Happy Canada Day, kids! I love it when it falls on a Friday and we get an extra long weekend in the summer.
I mentioned yesterday how I’d like to get more social in regards to books and reading – normally such a solitary activity – so I’m going to try a new series I’m calling Shelf Life.
Each month I’ll post brief notes and reviews of the books I’ve read, and solicit recommendations from you guys.
June was an eclectic month, reading everything from cookbooks to novels to poetry. A couple of humour books, and two graphic novels which did not live up to their potential.
Yes, it is possible to read a cookbook.
56. Gourmet Preserves Chez Madelaine, by Madelaine Bullwinkel
I’m rather inexperienced when it comes to making jams, jellies and preserves – in fact, I wasn’t clear on the difference between those three terms before I read Gourmet Preserves. I didn’t know how to tell if a batch has reached its gel point. Or what that even meant. I’d made exactly one jelly before, and I required my hand to be held throughout the entire process. It turns out it’s not actually that hard.
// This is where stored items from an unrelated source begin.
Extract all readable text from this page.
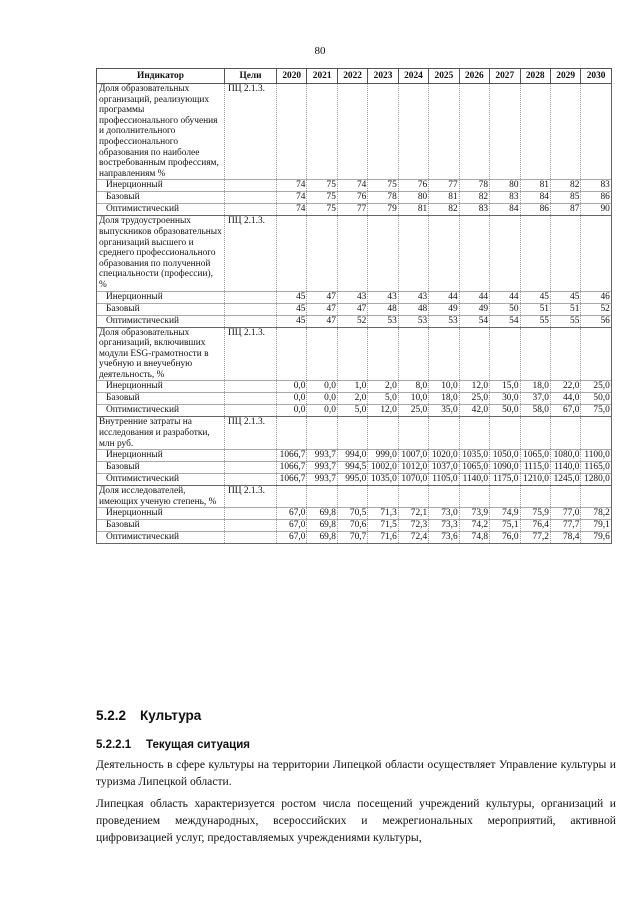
80
Индикатор	Цели	2020	2021	2022	2023	2024	2025	2026	2027	2028	2029	2030
Доля образовательных организаций, реализующих программы профессионального обучения и дополнительного профессионального образования по наиболее востребованным профессиям, направлениям %	ПЦ 2.1.3.											
Инерционный		74	75	74	75	76	77	78	80	81	82	83
Базовый		74	75	76	78	80	81	82	83	84	85	86
Оптимистический		74	75	77	79	81	82	83	84	86	87	90
Доля трудоустроенных выпускников образовательных организаций высшего и среднего профессионального образования по полученной специальности (профессии), %	ПЦ 2.1.3.											
Инерционный		45	47	43	43	43	44	44	44	45	45	46
Базовый		45	47	47	48	48	49	49	50	51	51	52
Оптимистический		45	47	52	53	53	53	54	54	55	55	56
Доля образовательных организаций, включивших модули ESG-грамотности в учебную и внеучебную деятельность, %	ПЦ 2.1.3.											
Инерционный		0,0	0,0	1,0	2,0	8,0	10,0	12,0	15,0	18,0	22,0	25,0
Базовый		0,0	0,0	2,0	5,0	10,0	18,0	25,0	30,0	37,0	44,0	50,0
Оптимистический		0,0	0,0	5,0	12,0	25,0	35,0	42,0	50,0	58,0	67,0	75,0
Внутренние затраты на исследования и разработки, млн руб.	ПЦ 2.1.3.											
Инерционный		1066,7	993,7	994,0	999,0	1007,0	1020,0	1035,0	1050,0	1065,0	1080,0	1100,0
Базовый		1066,7	993,7	994,5	1002,0	1012,0	1037,0	1065,0	1090,0	1115,0	1140,0	1165,0
Оптимистический		1066,7	993,7	995,0	1035,0	1070,0	1105,0	1140,0	1175,0	1210,0	1245,0	1280,0
Доля исследователей, имеющих ученую степень, %	ПЦ 2.1.3.											
Инерционный		67,0	69,8	70,5	71,3	72,1	73,0	73,9	74,9	75,9	77,0	78,2
Базовый		67,0	69,8	70,6	71,5	72,3	73,3	74,2	75,1	76,4	77,7	79,1
Оптимистический		67,0	69,8	70,7	71,6	72,4	73,6	74,8	76,0	77,2	78,4	79,6
5.2.2 Культура
5.2.2.1 Текущая ситуация
Деятельность в сфере культуры на территории Липецкой области осуществляет Управление культуры и туризма Липецкой области.
Липецкая область характеризуется ростом числа посещений учреждений культуры, организаций и проведением международных, всероссийских и межрегиональных мероприятий, активной цифровизацией услуг, предоставляемых учреждениями культуры,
The introductory chapters give clear step-by-step instructions for everything you need to know to make preserves work, and the recipes are delicious. I’ve tried three so far: two batches of strawberry jam, a rhubarb and fig jam, and a blueberry jam – all came out fabulously.
57. A Storm of Swords & 58. A Feast for Crows, both by George R R Martin
I read the first two books, A Game of Thrones and A Clash of Kings, in May, and they were followed closely by the final two books in print so far (the fifth volume, A Dance with Dragons, comes out in July).
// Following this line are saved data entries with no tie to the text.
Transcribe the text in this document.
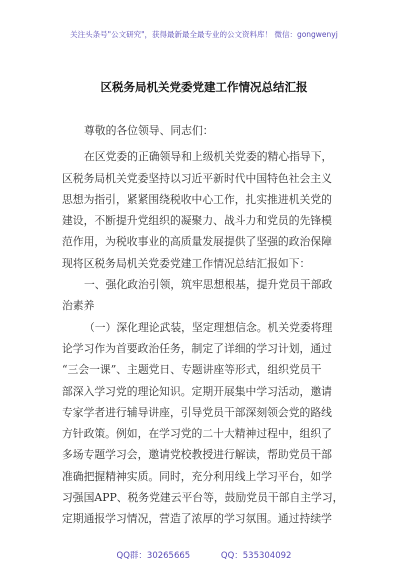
关注头条号"公文研究"，获得最新最全最专业的公文资料库！ 微信：gongwenyj
区税务局机关党委党建工作情况总结汇报
尊敬的各位领导、同志们：
在区党委的正确领导和上级机关党委的精心指导下，
区税务局机关党委坚持以习近平新时代中国特色社会主义
思想为指引，紧紧围绕税收中心工作，扎实推进机关党的
建设，不断提升党组织的凝聚力、战斗力和党员的先锋模
范作用，为税收事业的高质量发展提供了坚强的政治保障
现将区税务局机关党委党建工作情况总结汇报如下：
一、强化政治引领，筑牢思想根基，提升党员干部政
治素养
（一）深化理论武装，坚定理想信念。机关党委将理
论学习作为首要政治任务，制定了详细的学习计划，通过
“三会一课”、主题党日、专题讲座等形式，组织党员干
部深入学习党的理论知识。定期开展集中学习活动，邀请
专家学者进行辅导讲座，引导党员干部深刻领会党的路线
方针政策。例如，在学习党的二十大精神过程中，组织了
多场专题学习会，邀请党校教授进行解读，帮助党员干部
准确把握精神实质。同时，充分利用线上学习平台，如学
习强国APP、税务党建云平台等，鼓励党员干部自主学习，
定期通报学习情况，营造了浓厚的学习氛围。通过持续学
QQ群：30265665	QQ：535304092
Initially I began the first one to prepare myself for the show (which was excellent). I’m not a huge fan of fantasy, but this series largely revolves around political intrigue at court with an extensive cast of characters who can – and do – die.
Ok, ok, there are hints of wights and, eventually, dragons, but they take backstage to war, betrayal, honour and, above all, complex characters worth knowing. I’m hooked.
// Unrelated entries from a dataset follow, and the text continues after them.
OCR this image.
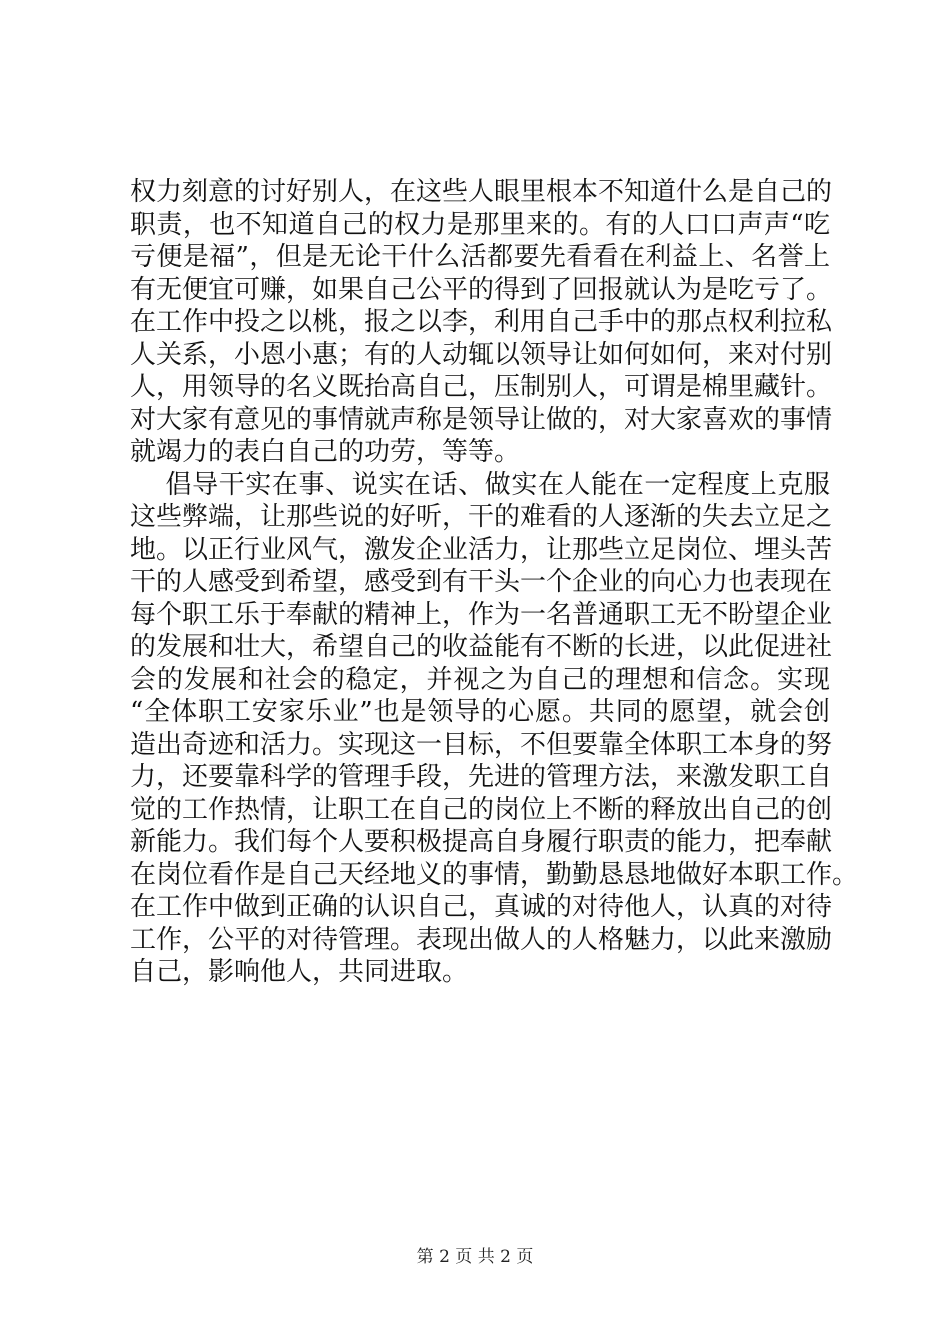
权力刻意的讨好别人，在这些人眼里根本不知道什么是自己的
职责，也不知道自己的权力是那里来的。有的人口口声声“吃
亏便是福”，但是无论干什么活都要先看看在利益上、名誉上
有无便宜可赚，如果自己公平的得到了回报就认为是吃亏了。
在工作中投之以桃，报之以李，利用自己手中的那点权利拉私
人关系，小恩小惠；有的人动辄以领导让如何如何，来对付别
人，用领导的名义既抬高自己，压制别人，可谓是棉里藏针。
对大家有意见的事情就声称是领导让做的，对大家喜欢的事情
就竭力的表白自己的功劳，等等。
倡导干实在事、说实在话、做实在人能在一定程度上克服
这些弊端，让那些说的好听，干的难看的人逐渐的失去立足之
地。以正行业风气，激发企业活力，让那些立足岗位、埋头苦
干的人感受到希望，感受到有干头一个企业的向心力也表现在
每个职工乐于奉献的精神上，作为一名普通职工无不盼望企业
的发展和壮大，希望自己的收益能有不断的长进，以此促进社
会的发展和社会的稳定，并视之为自己的理想和信念。实现
“全体职工安家乐业”也是领导的心愿。共同的愿望，就会创
造出奇迹和活力。实现这一目标，不但要靠全体职工本身的努
力，还要靠科学的管理手段，先进的管理方法，来激发职工自
觉的工作热情，让职工在自己的岗位上不断的释放出自己的创
新能力。我们每个人要积极提高自身履行职责的能力，把奉献
在岗位看作是自己天经地义的事情，勤勤恳恳地做好本职工作。
在工作中做到正确的认识自己，真诚的对待他人，认真的对待
工作，公平的对待管理。表现出做人的人格魅力，以此来激励
自己，影响他人，共同进取。
第 2 页 共 2 页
59. A Visit from the Goon Squad, by Jennifer Egan
It’s billed as a novel, but it’s really more a series of linked short stories spanning several decades. Characters weave in and, more often, out. Narrator changes; point of view changes from first, to third and, yes, even second. One story is told through PowerPoint. The concluding tale is
kind of sci-fi speculative fiction. It’s crazy.
It won this year’s Pulitzer Prize. I’m not sure how much that means. Prizes are notoriously inconsistent and given for various reasons, but I enjoyed Goon Squad. A very different sort of book.